The high shear of hydrotransport, along with addition of caustic when necessary to enhance bitumen recovery, causes the fines (defined as solid particles less that 44 micrometers in diameter) to become dispersed. While such dispersion of fines assists with bitumen recovery, it also causes other problems, one of which is a portion of the fines and clays (solids less than 2 micrometers) reporting to the bitumen froth layer. To reduce the mass of solids reporting to the bitumen froth, the bitumen droplets rise through a quiescent layer of water, termed the underwash water, just prior to forming the froth layer. The quiescent layer is achieved by introducing water directly below the formed bitumen froth layer (e.g., U.S. Pat. No. 3,847,789). The underwash layer enables some of the solids that have floated up with the bitumen to be washed back down into the middlings layer. Processing ores that contain high fines have historically led to poor froth quality as more solids are carried into the froth thus impacting secondary bitumen extraction by potentially plugging up the froth treatment equipment and causing the process to shut down and/or increasing the load on downstream froth treatment unit operations.

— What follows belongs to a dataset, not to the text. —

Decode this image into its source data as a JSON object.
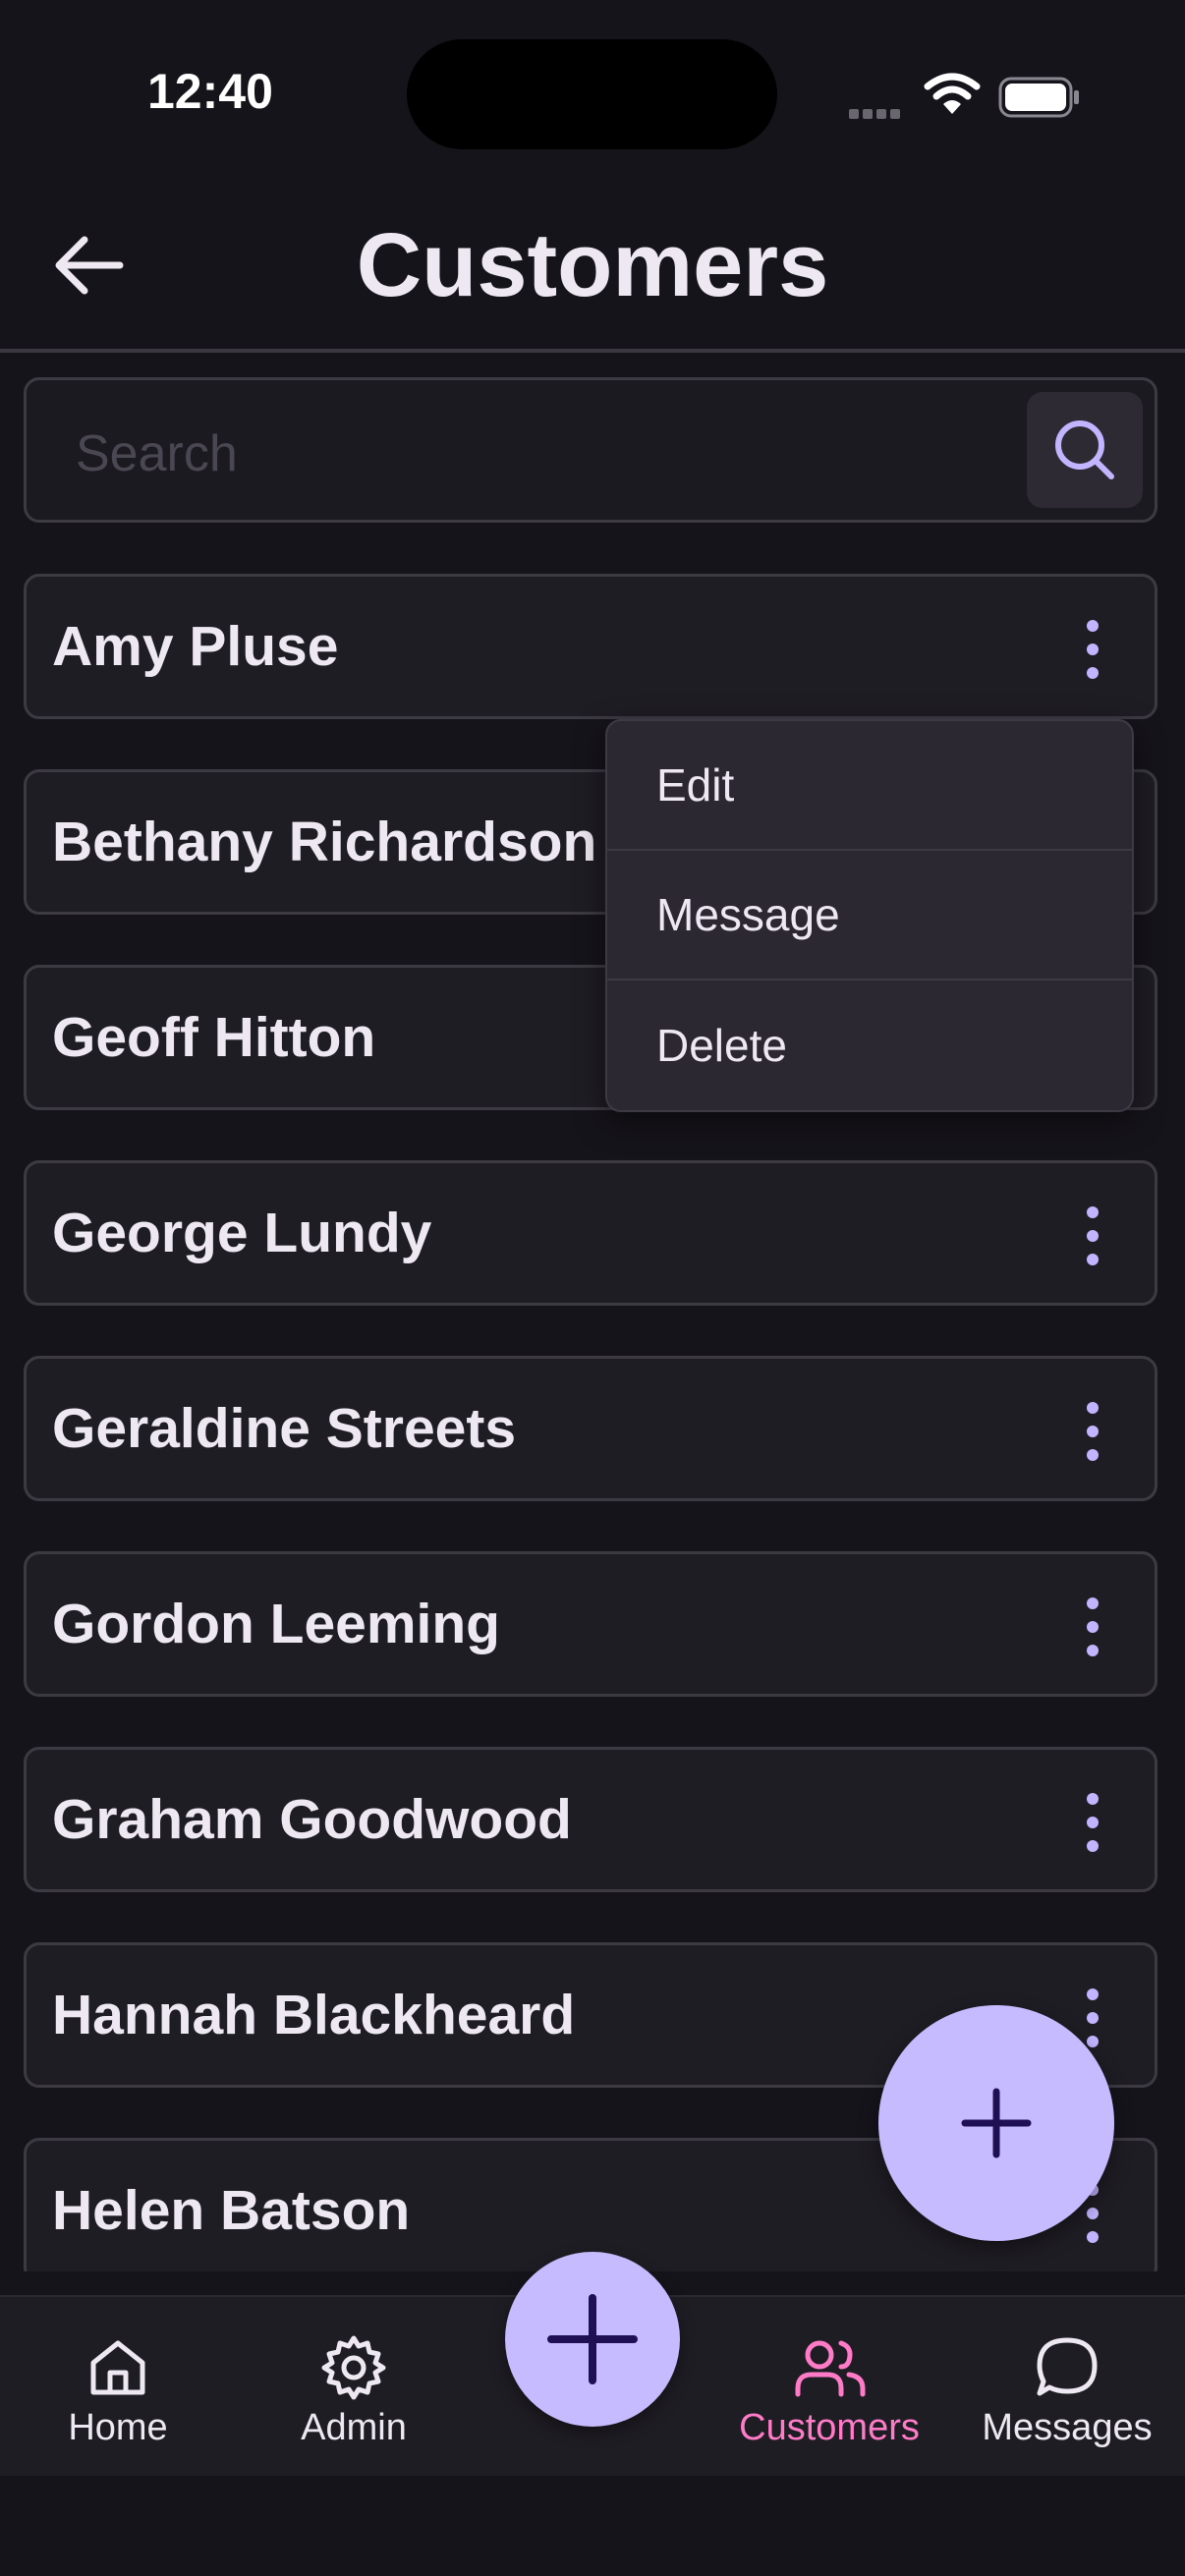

U.S. Patent Application Publication No. 2005/0194292 discloses a method to improve bitumen recovery from oil sands by adding a processing aid capable of sequestering cations. The bitumen is contacted with the processing aid before primary separation of the bitumen from the mineral matter. This patent application discloses dosing the processing aid prior to primary separation of the bitumen from the mineral solids.
PCT Patent Application WO 2009/089570 discloses a two-polymer system that floats aggregated mineral matter. The first polymer is hydrophilic and intended to minimize heterocoagulation between two different types of particulate matter and/or liquid droplets. The second polymer is hydrophobic and absorbs preferentially to either the solids or the liquid matter to induce hydrophobic aggregation.
Chemical programs known in the prior art propose chemical addition at the ore preparation or hydrotransport stages of the process and are generally not cost-effective due to the large dosages that would be necessary to impart any improvement on bitumen recovery or froth quality. As a result, oil sands producers currently do not use specialty chemicals to enhance bitumen recovery or improve froth quality. There thus exists an industrial need for targeted application of specialty chemicals to improve bitumen recovery and enhance froth quality from oil sands extraction processes. A particular benefit of such targeted applications is that the specialty chemicals will not be consumed by coarse sand particles, and the dosage of the chemicals can be reduced to make them economically feasible.